ToastyX CRU lets you edit your MinHz (FreeSync range in CEA861 Extensions)

Right Solution for the Right Problem. If you're accidentally disabling LFC to solve your problem, why not raise your MinHz to keep your delicious 175 Hz low latency instead?

If you *want* LFC, and want to mitigate flicker, use approximately 85Hz-240Hz VRR range if you have a 240Hz OLED. High MinHz helps reduce VRR flicker caused by low refresh rate, while keeping LFC. You are at a VRR+LFC disadvantage because you only have 175 Hz, unfortunately.
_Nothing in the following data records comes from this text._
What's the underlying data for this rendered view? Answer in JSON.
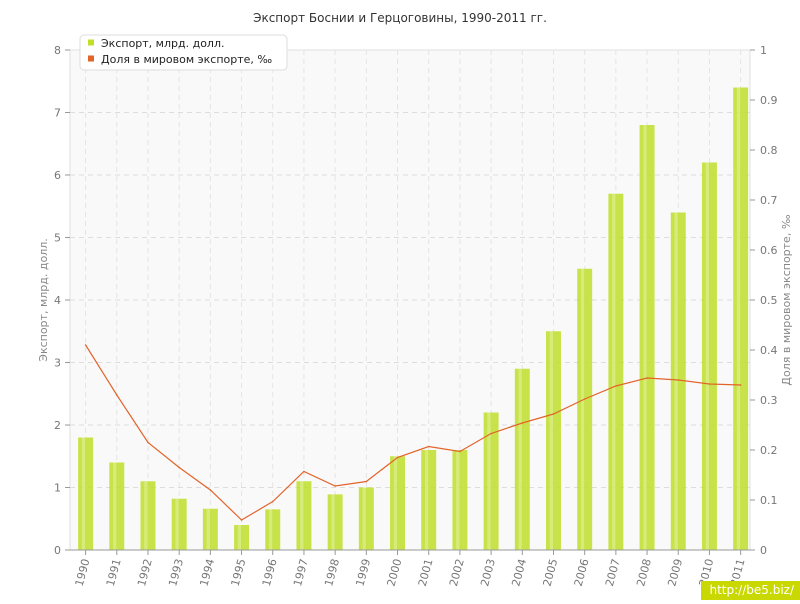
{
  "chart_data": {
    "type": "bar+line",
    "title": "Экспорт Боснии и Герцоговины, 1990-2011 гг.",
    "categories": [
      "1990",
      "1991",
      "1992",
      "1993",
      "1994",
      "1995",
      "1996",
      "1997",
      "1998",
      "1999",
      "2000",
      "2001",
      "2002",
      "2003",
      "2004",
      "2005",
      "2006",
      "2007",
      "2008",
      "2009",
      "2010",
      "2011"
    ],
    "series": [
      {
        "name": "Экспорт, млрд. долл.",
        "type": "bar",
        "axis": "left",
        "color": "#bfdf2a",
        "values": [
          1.8,
          1.4,
          1.1,
          0.82,
          0.66,
          0.4,
          0.65,
          1.1,
          0.89,
          1.0,
          1.5,
          1.6,
          1.6,
          2.2,
          2.9,
          3.5,
          4.5,
          5.7,
          6.8,
          5.4,
          6.2,
          7.4
        ]
      },
      {
        "name": "Доля в мировом экспорте, ‰",
        "type": "line",
        "axis": "right",
        "color": "#e2642b",
        "values": [
          0.41,
          0.31,
          0.215,
          0.165,
          0.12,
          0.06,
          0.097,
          0.157,
          0.128,
          0.137,
          0.185,
          0.207,
          0.197,
          0.233,
          0.254,
          0.272,
          0.302,
          0.328,
          0.344,
          0.34,
          0.332,
          0.33
        ]
      }
    ],
    "ylabel": "Экспорт, млрд. долл.",
    "ylabel_right": "Доля в мировом экспорте, ‰",
    "ylim": [
      0,
      8
    ],
    "y_ticks": [
      "0",
      "1",
      "2",
      "3",
      "4",
      "5",
      "6",
      "7",
      "8"
    ],
    "ylim_right": [
      0,
      1
    ],
    "y_ticks_right": [
      "0",
      "0.1",
      "0.2",
      "0.3",
      "0.4",
      "0.5",
      "0.6",
      "0.7",
      "0.8",
      "0.9",
      "1"
    ],
    "grid": true,
    "legend_position": "top-left"
  },
  "watermark": "http://be5.biz/"
}
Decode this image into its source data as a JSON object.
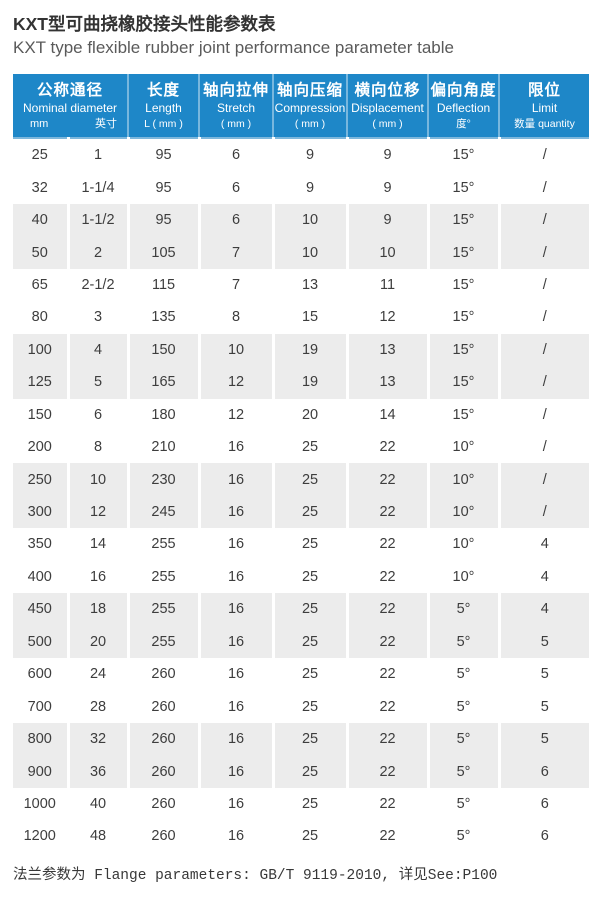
{
  "page": {
    "title_zh": "KXT型可曲挠橡胶接头性能参数表",
    "title_en": "KXT type flexible rubber joint performance parameter table"
  },
  "table": {
    "columns": [
      {
        "key": "nominal-diameter",
        "zh": "公称通径",
        "en": "Nominal diameter",
        "sub": [
          "mm",
          "英寸"
        ],
        "span": 2
      },
      {
        "key": "length",
        "zh": "长度",
        "en": "Length",
        "sub": "L ( mm )"
      },
      {
        "key": "stretch",
        "zh": "轴向拉伸",
        "en": "Stretch",
        "sub": "( mm )"
      },
      {
        "key": "compression",
        "zh": "轴向压缩",
        "en": "Compression",
        "sub": "( mm )"
      },
      {
        "key": "displacement",
        "zh": "横向位移",
        "en": "Displacement",
        "sub": "( mm )"
      },
      {
        "key": "deflection",
        "zh": "偏向角度",
        "en": "Deflection",
        "sub": "度°"
      },
      {
        "key": "limit",
        "zh": "限位",
        "en": "Limit",
        "sub": "数量 quantity"
      }
    ],
    "rows": [
      [
        "25",
        "1",
        "95",
        "6",
        "9",
        "9",
        "15°",
        "/"
      ],
      [
        "32",
        "1-1/4",
        "95",
        "6",
        "9",
        "9",
        "15°",
        "/"
      ],
      [
        "40",
        "1-1/2",
        "95",
        "6",
        "10",
        "9",
        "15°",
        "/"
      ],
      [
        "50",
        "2",
        "105",
        "7",
        "10",
        "10",
        "15°",
        "/"
      ],
      [
        "65",
        "2-1/2",
        "115",
        "7",
        "13",
        "11",
        "15°",
        "/"
      ],
      [
        "80",
        "3",
        "135",
        "8",
        "15",
        "12",
        "15°",
        "/"
      ],
      [
        "100",
        "4",
        "150",
        "10",
        "19",
        "13",
        "15°",
        "/"
      ],
      [
        "125",
        "5",
        "165",
        "12",
        "19",
        "13",
        "15°",
        "/"
      ],
      [
        "150",
        "6",
        "180",
        "12",
        "20",
        "14",
        "15°",
        "/"
      ],
      [
        "200",
        "8",
        "210",
        "16",
        "25",
        "22",
        "10°",
        "/"
      ],
      [
        "250",
        "10",
        "230",
        "16",
        "25",
        "22",
        "10°",
        "/"
      ],
      [
        "300",
        "12",
        "245",
        "16",
        "25",
        "22",
        "10°",
        "/"
      ],
      [
        "350",
        "14",
        "255",
        "16",
        "25",
        "22",
        "10°",
        "4"
      ],
      [
        "400",
        "16",
        "255",
        "16",
        "25",
        "22",
        "10°",
        "4"
      ],
      [
        "450",
        "18",
        "255",
        "16",
        "25",
        "22",
        "5°",
        "4"
      ],
      [
        "500",
        "20",
        "255",
        "16",
        "25",
        "22",
        "5°",
        "5"
      ],
      [
        "600",
        "24",
        "260",
        "16",
        "25",
        "22",
        "5°",
        "5"
      ],
      [
        "700",
        "28",
        "260",
        "16",
        "25",
        "22",
        "5°",
        "5"
      ],
      [
        "800",
        "32",
        "260",
        "16",
        "25",
        "22",
        "5°",
        "5"
      ],
      [
        "900",
        "36",
        "260",
        "16",
        "25",
        "22",
        "5°",
        "6"
      ],
      [
        "1000",
        "40",
        "260",
        "16",
        "25",
        "22",
        "5°",
        "6"
      ],
      [
        "1200",
        "48",
        "260",
        "16",
        "25",
        "22",
        "5°",
        "6"
      ]
    ],
    "footnote": "法兰参数为 Flange parameters: GB/T 9119-2010, 详见See:P100"
  },
  "colors": {
    "header_bg": "#1e87c8",
    "header_divider": "rgba(255,255,255,.4)",
    "header_underline": "#7db7dc",
    "row_shade": "#ececec",
    "body_text": "#3d3d3d",
    "title_text": "#333333",
    "subtitle_text": "#5a5a5a"
  }
}
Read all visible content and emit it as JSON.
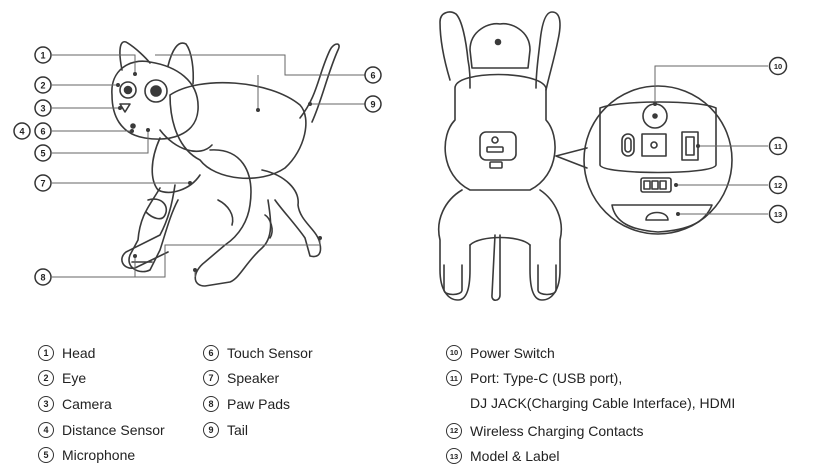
{
  "callout_numbers": [
    "1",
    "2",
    "3",
    "4",
    "6",
    "5",
    "7",
    "8",
    "6",
    "9",
    "10",
    "11",
    "12",
    "13"
  ],
  "legend": [
    {
      "n": "1",
      "label": "Head"
    },
    {
      "n": "2",
      "label": "Eye"
    },
    {
      "n": "3",
      "label": "Camera"
    },
    {
      "n": "4",
      "label": "Distance Sensor"
    },
    {
      "n": "5",
      "label": "Microphone"
    },
    {
      "n": "6",
      "label": "Touch Sensor"
    },
    {
      "n": "7",
      "label": "Speaker"
    },
    {
      "n": "8",
      "label": "Paw Pads"
    },
    {
      "n": "9",
      "label": "Tail"
    },
    {
      "n": "10",
      "label": "Power Switch"
    },
    {
      "n": "11",
      "label": "Port: Type-C (USB port),",
      "extra": "DJ JACK(Charging Cable Interface), HDMI"
    },
    {
      "n": "12",
      "label": "Wireless Charging Contacts"
    },
    {
      "n": "13",
      "label": "Model & Label"
    }
  ],
  "colors": {
    "line": "#3a3a3a",
    "badge": "#333333",
    "text": "#222222"
  }
}
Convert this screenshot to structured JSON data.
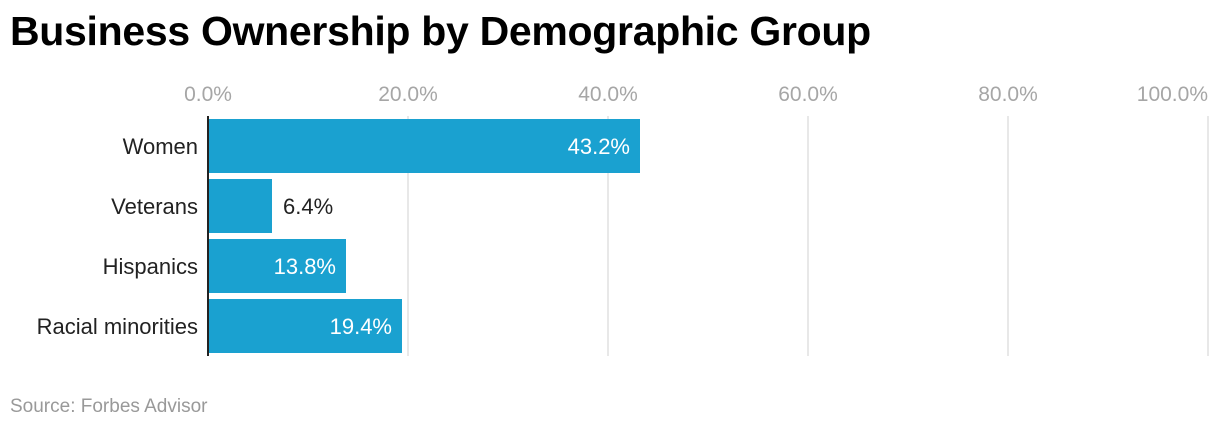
{
  "chart_data": {
    "type": "bar",
    "orientation": "horizontal",
    "title": "Business Ownership by Demographic Group",
    "source": "Source: Forbes Advisor",
    "categories": [
      "Women",
      "Veterans",
      "Hispanics",
      "Racial minorities"
    ],
    "values": [
      43.2,
      6.4,
      13.8,
      19.4
    ],
    "value_labels": [
      "43.2%",
      "6.4%",
      "13.8%",
      "19.4%"
    ],
    "x_ticks": [
      "0.0%",
      "20.0%",
      "40.0%",
      "60.0%",
      "80.0%",
      "100.0%"
    ],
    "xlim": [
      0,
      100
    ],
    "xlabel": "",
    "ylabel": "",
    "axis_position": "top",
    "grid": true,
    "bar_color": "#1aa1d0",
    "grid_color": "#e0e0e0"
  }
}
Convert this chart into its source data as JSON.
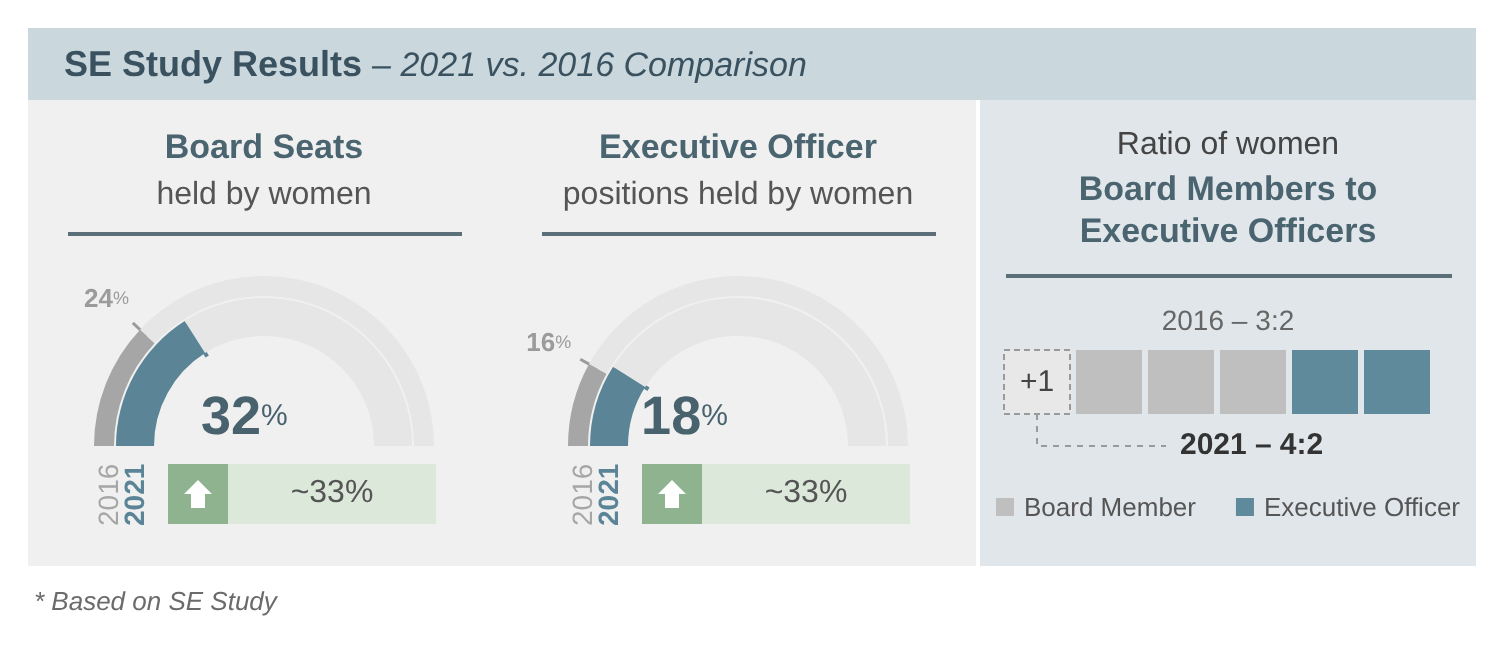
{
  "chart_data": [
    {
      "type": "other",
      "title": "SE Study Results",
      "subtitle": "– 2021 vs. 2016 Comparison",
      "annotations": [
        "* Based on SE Study"
      ]
    },
    {
      "type": "donut",
      "title": "Board Seats",
      "subtitle": "held by women",
      "categories": [
        null,
        null
      ],
      "series": [
        {
          "name": "2016",
          "colors": [
            "#a6a6a6",
            "#e6e6e6"
          ],
          "values": [
            24,
            76
          ],
          "value_labels": [
            "24%",
            null
          ]
        },
        {
          "name": "2021",
          "colors": [
            "#5b8597",
            "#e6e6e6"
          ],
          "values": [
            32,
            68
          ],
          "value_labels": [
            "32%",
            null
          ]
        }
      ],
      "annotations": [
        "~33%"
      ]
    },
    {
      "type": "donut",
      "title": "Executive Officer",
      "subtitle": "positions held by women",
      "categories": [
        null,
        null
      ],
      "series": [
        {
          "name": "2016",
          "colors": [
            "#a6a6a6",
            "#e6e6e6"
          ],
          "values": [
            16,
            84
          ],
          "value_labels": [
            "16%",
            null
          ]
        },
        {
          "name": "2021",
          "colors": [
            "#5b8597",
            "#e6e6e6"
          ],
          "values": [
            18,
            82
          ],
          "value_labels": [
            "18%",
            null
          ]
        }
      ],
      "annotations": [
        "~33%"
      ]
    },
    {
      "type": "other",
      "title": "Ratio of women",
      "subtitle": "Board Members to Executive Officers",
      "categories": [
        "2016 –",
        "2021 –"
      ],
      "series": [
        {
          "name": "Board Member",
          "color": "#bfbfbf",
          "values": [
            3,
            4
          ],
          "value_labels": [
            "3:",
            "4:"
          ]
        },
        {
          "name": "Executive Officer",
          "color": "#5e8a9c",
          "values": [
            2,
            2
          ],
          "value_labels": [
            "2",
            "2"
          ]
        }
      ],
      "annotations": [
        "+1"
      ],
      "legend": "bottom"
    }
  ]
}
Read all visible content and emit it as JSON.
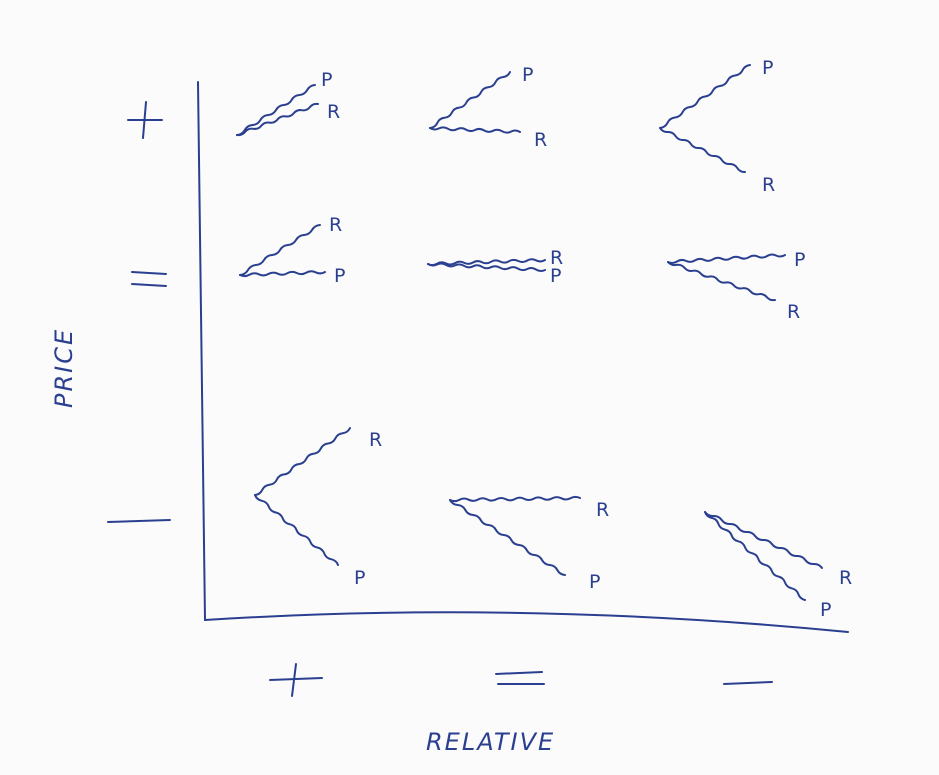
{
  "y_axis": {
    "label": "PRICE",
    "ticks": [
      "+",
      "=",
      "—"
    ]
  },
  "x_axis": {
    "label": "RELATIVE",
    "ticks": [
      "+",
      "=",
      "—"
    ]
  },
  "ink_color": "#2a3f8f",
  "cells": [
    {
      "price": "+",
      "relative": "+",
      "lines": [
        {
          "label": "P",
          "trend": "up"
        },
        {
          "label": "R",
          "trend": "up"
        }
      ]
    },
    {
      "price": "+",
      "relative": "=",
      "lines": [
        {
          "label": "P",
          "trend": "up"
        },
        {
          "label": "R",
          "trend": "flat"
        }
      ]
    },
    {
      "price": "+",
      "relative": "—",
      "lines": [
        {
          "label": "P",
          "trend": "up"
        },
        {
          "label": "R",
          "trend": "down"
        }
      ]
    },
    {
      "price": "=",
      "relative": "+",
      "lines": [
        {
          "label": "R",
          "trend": "up"
        },
        {
          "label": "P",
          "trend": "flat"
        }
      ]
    },
    {
      "price": "=",
      "relative": "=",
      "lines": [
        {
          "label": "R",
          "trend": "flat"
        },
        {
          "label": "P",
          "trend": "flat"
        }
      ]
    },
    {
      "price": "=",
      "relative": "—",
      "lines": [
        {
          "label": "P",
          "trend": "flat"
        },
        {
          "label": "R",
          "trend": "down"
        }
      ]
    },
    {
      "price": "—",
      "relative": "+",
      "lines": [
        {
          "label": "R",
          "trend": "up"
        },
        {
          "label": "P",
          "trend": "down"
        }
      ]
    },
    {
      "price": "—",
      "relative": "=",
      "lines": [
        {
          "label": "R",
          "trend": "flat"
        },
        {
          "label": "P",
          "trend": "down"
        }
      ]
    },
    {
      "price": "—",
      "relative": "—",
      "lines": [
        {
          "label": "R",
          "trend": "down"
        },
        {
          "label": "P",
          "trend": "down"
        }
      ]
    }
  ]
}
You could *try* 65 Hz MinHz, it will flicker a lot less than 48 Hz MinHz, but YMMV -- it varies dramatically by monitor model.

You don't want to get much less than roughly 3:1 VRR ratio, since LFC stutter is worse when MinHz and MaxHz are closer together. High quality LFC is not easy for manufacturers to do, so disabling LFC is sometimes better if the artifacts of LFC outweigh non-LFC operation (as you've noticed).

EDIT:

LFC stutter averages about 0.5/MaxHz, as LFC is essentially a collision between a pending refresh cycle & a monitor still-busy repeat-refreshing old refresh cycle. (Like a collision between two ethernet frames). Higher MaxHz means LFC becomes less necessary, since the framerate-to-refreshrate aliasing effect is so small with higher MaxHz (e.g. averages halftime of MaxHz, aka 0.5/480sec for 480Hz VRR), and you can luxuriously raise your LFC threshold to literally 100Hz and still have almost 5:1 MaxHz:MinHz ratio, knowing your 1fps-99fps material will still look defacto VRR, without the VRR flicker, and without LFC stutter due to the tinier stutter error (0.5/480sec).

For example, at 50fps, 1ms of LFC-failure stutter is hidden in 50fps motionblur/low framerate stutter (25ms persistence!), so the 25:1 blur:stutter ratio means your stutter is rendered fully invisible due to the higher MaxHz. At that point, raising LFC MinHz above the flicker region, becomes the ergonomic improvement, you'd be nowhere near the 2.4x:1 ratio anymore.
___

Now that said, RTSS Scanline Sync is sometimes a better alternative if your monitor has unsolvable VRR flicker, aqlthough it's not quite user friendly to everyone, and 100Hz still has more lag than 175Hz...

Raising LFC threshold was the first solution I tried. But even 87 didn't help much because 87-174 fps jumps flickers the same as 55-110. And I have around 85fps in that game more often than around 55.
Nvidia is doing LFC regardless the ratio, even if the doubled fps exceeds monitor maxHz, they do LFC.
What worked for me the best with this approach was raising min VRR range to 120Hz and limiting game fps to 87. This way I have working VRR via LFC in FPS range 61 to 87, and no VRR below 61, when Nvidia is doing 175Hz with vsync judder, but that's much better than annoying brightness flicker.

But input lag with this approach (VRR via permanent LFC for fps range 61 to 87 resulting in 122-175Hz) does not feel better than the other approach I mentioned before, where I have working VRR in 50-100Hz range with VRR maxHz = 100.

My main problem is VRR OLED brightness flicker, not occasional stutter or tearing, that I can accept, but flicker is really the most annoying to me. These 2 options helps to reduce it to acceptable level, and the 2nd option seems to be a bit better overall.